Wednesday, September 19, 2007

First Post! It's grape jelly day!

Hello there!

It’s a beautiful sunny day in Northwestern PA. I can’t believe I’m taking time out from my busy busy to spend time on the computer.

As this is my first post, here’s kind of a mission statement:

I’m really interested in the traditional ways of doing things. I picked the name “Folk School” because it’s funny. You figure out why. And because I hope someone actually reads this thing and learns something from it.

I hope to include recipes, how-to’s, pictures, and craft ideas. I’m also a political junkie, and I can’t keep my mouth shut. I’ll try to avoid alienating all three people who read this. But, I apologize in advance.

I’m located in Northwest PA Amish country in Erie County, about 150 yards from Crawford County and three quarters of a mile from Warren County. I don’t have a “real” farm but I do have two dogs, a cat, and two Angora goats.

Now that that’s out of the way:

It’s grape season in NW PA. Finally, all the trimming and japanese beetle flinging and covering the vines from last spring’s late frost is paying off! Two years ago, the first year I lived here with my grapevines, the vines were stressed from neglect and drought. They had not been trimmed off, and there were too many grape bunches. The grapes fell off the vines before they were even ripe. I got one good bucketfull and made one little measly batch of jelly.

Here comes the school part:

How to manage grape vines

In early winter, trim off about 80 per cent of what they call the fruiting wood.
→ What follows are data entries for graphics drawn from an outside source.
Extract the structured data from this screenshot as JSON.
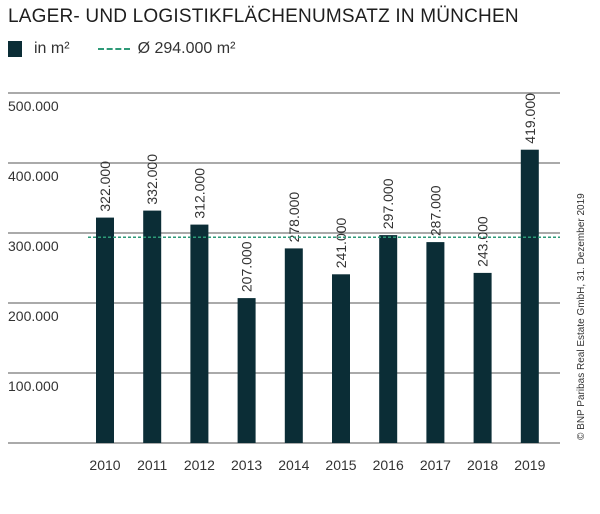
{
  "chart_data": {
    "type": "bar",
    "title": "LAGER- UND LOGISTIKFLÄCHENUMSATZ IN MÜNCHEN",
    "legend": {
      "bar_label": "in m²",
      "average_label": "Ø 294.000 m²"
    },
    "categories": [
      "2010",
      "2011",
      "2012",
      "2013",
      "2014",
      "2015",
      "2016",
      "2017",
      "2018",
      "2019"
    ],
    "values": [
      322000,
      332000,
      312000,
      207000,
      278000,
      241000,
      297000,
      287000,
      243000,
      419000
    ],
    "value_labels": [
      "322.000",
      "332.000",
      "312.000",
      "207.000",
      "278.000",
      "241.000",
      "297.000",
      "287.000",
      "243.000",
      "419.000"
    ],
    "average": 294000,
    "ylim": [
      0,
      500000
    ],
    "yticks": [
      100000,
      200000,
      300000,
      400000,
      500000
    ],
    "ytick_labels": [
      "100.000",
      "200.000",
      "300.000",
      "400.000",
      "500.000"
    ],
    "grid": true,
    "legend_placement": "top-left",
    "colors": {
      "bar": "#0b2d36",
      "average": "#2e9a78",
      "grid": "#555555"
    },
    "source": "© BNP Paribas Real Estate GmbH, 31. Dezember 2019"
  }
}
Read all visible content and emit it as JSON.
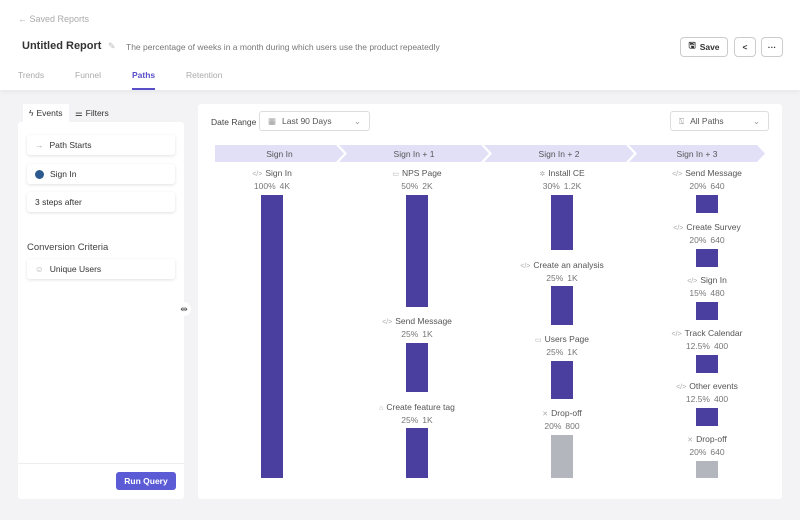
{
  "header": {
    "back_label": "Saved Reports",
    "title": "Untitled Report",
    "description": "The percentage of weeks in a month during which users use the product repeatedly",
    "save_label": "Save",
    "more_label": "···"
  },
  "tabs": [
    {
      "label": "Trends"
    },
    {
      "label": "Funnel"
    },
    {
      "label": "Paths",
      "active": true
    },
    {
      "label": "Retention"
    }
  ],
  "left_panel": {
    "tabs": [
      {
        "label": "Events",
        "active": true
      },
      {
        "label": "Filters"
      }
    ],
    "path_starts_label": "Path Starts",
    "start_event": "Sign In",
    "steps_after": "3 steps after",
    "conversion_criteria_title": "Conversion Criteria",
    "conversion_criteria_value": "Unique Users",
    "run_query_label": "Run Query"
  },
  "main": {
    "date_range_label": "Date Range",
    "date_range_value": "Last 90 Days",
    "paths_filter_value": "All Paths",
    "colors": {
      "bar": "#4a3f9f",
      "dropoff": "#b3b7bd",
      "step_header": "#e2e0f7"
    },
    "columns": [
      {
        "header": "Sign In",
        "nodes": [
          {
            "label": "Sign In",
            "pct": "100%",
            "count": "4K",
            "icon": "code-icon"
          }
        ]
      },
      {
        "header": "Sign In + 1",
        "nodes": [
          {
            "label": "NPS Page",
            "pct": "50%",
            "count": "2K",
            "icon": "page-icon"
          },
          {
            "label": "Send Message",
            "pct": "25%",
            "count": "1K",
            "icon": "code-icon"
          },
          {
            "label": "Create feature tag",
            "pct": "25%",
            "count": "1K",
            "icon": "tag-icon"
          }
        ]
      },
      {
        "header": "Sign In + 2",
        "nodes": [
          {
            "label": "Install CE",
            "pct": "30%",
            "count": "1.2K",
            "icon": "gear-icon"
          },
          {
            "label": "Create an analysis",
            "pct": "25%",
            "count": "1K",
            "icon": "code-icon"
          },
          {
            "label": "Users Page",
            "pct": "25%",
            "count": "1K",
            "icon": "page-icon"
          },
          {
            "label": "Drop-off",
            "pct": "20%",
            "count": "800",
            "icon": "close-icon",
            "dropoff": true
          }
        ]
      },
      {
        "header": "Sign In + 3",
        "nodes": [
          {
            "label": "Send Message",
            "pct": "20%",
            "count": "640",
            "icon": "code-icon"
          },
          {
            "label": "Create Survey",
            "pct": "20%",
            "count": "640",
            "icon": "code-icon"
          },
          {
            "label": "Sign In",
            "pct": "15%",
            "count": "480",
            "icon": "code-icon"
          },
          {
            "label": "Track Calendar",
            "pct": "12.5%",
            "count": "400",
            "icon": "code-icon"
          },
          {
            "label": "Other events",
            "pct": "12.5%",
            "count": "400",
            "icon": "code-icon"
          },
          {
            "label": "Drop-off",
            "pct": "20%",
            "count": "640",
            "icon": "close-icon",
            "dropoff": true
          }
        ]
      }
    ]
  }
}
That’s the wild viney stuff that is really leafy and hanging all over the place by the end of summer. Be aggressive. They are forgiving, and too much is better than not enough and having messy, stressed vines. We get snow, ice, and cold temperatures down to minus fifteen or so in the winter, and the vines have been fine. If your winters are colder and you’ve lost grapes, it is possible to train your grapes to come off the prop wires. You can lay them on the ground and mulch them with straw or dirt. This is a lot of work and really, only do it if your weather has a track record of getting so cold you’ve actually lost grapes.

Okay, two years ago this winter, I did all of the above, except the laying down and mulching thing. Everything was just fine until last year, a week before Memorial Day, we had a freaky late May hard freeze. The temperature was in the low twenties two nights in a row. It snowed. This happens here about once every five years or so. that bad part about this was the fruit on the grapes was already set, and I lost every single bunch. No grapes and no jelly last year.

Last fall, I did the 80 per cent trimming thing. In the spring, I really watched the weather and moves about every sheet and blanket in the whole house out a couple different nights to cover up the grapes during the late frost. The fruit set, and I had tons of little bunches of grapes.

More school:

Thinning grape bunches

After the fruit sets, you can’t just let every bunch grow. You have to pinch them off. After trimming back the vines over the winter, you get to know your vines pretty well. Follow each strand and pinch off little bunches until there is about one per cane. Again. Be aggressive. If you decide to let too many grow, your grapes get stressed, and you lose the fruit before it gets ripe.

This year, my work paid off, and I had bunches and bunches of sweet Concord grapes. I lost a lot to bug and bird damage, but I still have plenty. I’m doing three batches of jelly today and about two gallons of juice tomorrow. All yummy and free of any chemicals and sprays! And (kind of) free of money cost, too, though I did have to buy sugar and jar lids.